Backstage at any show has its similarities, whether it’s Broadway or the circus or the meanest little honky-tonk in Nacogdoches — the palpable sense of people out there somewhere in the darkness waiting for your performance, or being able to pull a curtain back slightly and experience the actual sight of the audience sitting there waiting to be entertained by someone who, in this case, happens to be you.  Standing alone in the spotlight, up on the high wire without a net, is something Willie Nelson has had to deal with for most of his adult life.

One night at Billy Bob’s in Fort Worth, I was standing backstage in the near darkness when a voice right behind me almost caused me to drop my cigar into my Dr.

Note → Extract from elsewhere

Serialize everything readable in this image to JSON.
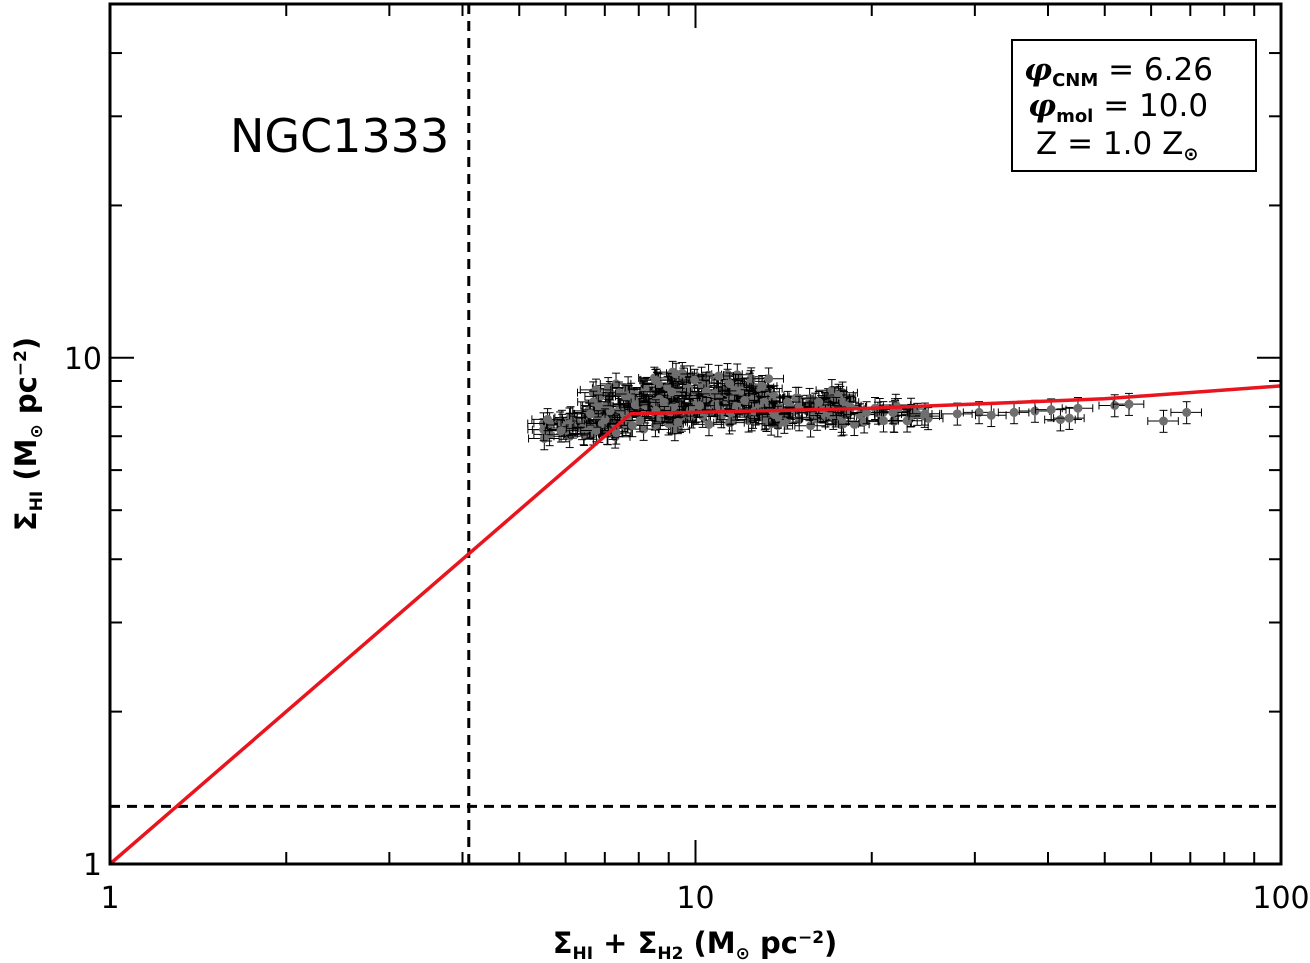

Pepper.  It was Willie, “Let me show you something,” he said, and he pulled a curtain back, revealing a cranked-up crowd beginning to get drunk, beginning to grow restless, and packed in tighter than smoked oysters in Hong Kong.  Viewed from our hidden angle, they were a strangely intimidating sight, yet Willie took them in almost like a walk in the trailer park.

“That’s where the real show is,” he said.

“If that’s where the real show is,” I said, “I want my money back.”

“Do you realize,” Willie continued in a soft, soothing, serious voice, “That ninety-nine percent of those people are not with their true first choice?”

“Do you realize,” I said, “that you and I aren’t with our true first choice either?  I mean, a latent homosexual relationship is a nice thing to have going for us, but sooner or later…”

Willie wasn’t listening to my cocktail chatter.  He looked out at the crowd for a moment or two longer and then let the curtain drop from his hand, sending us back into twilight.  “That’s why they play the jukebox,” he said.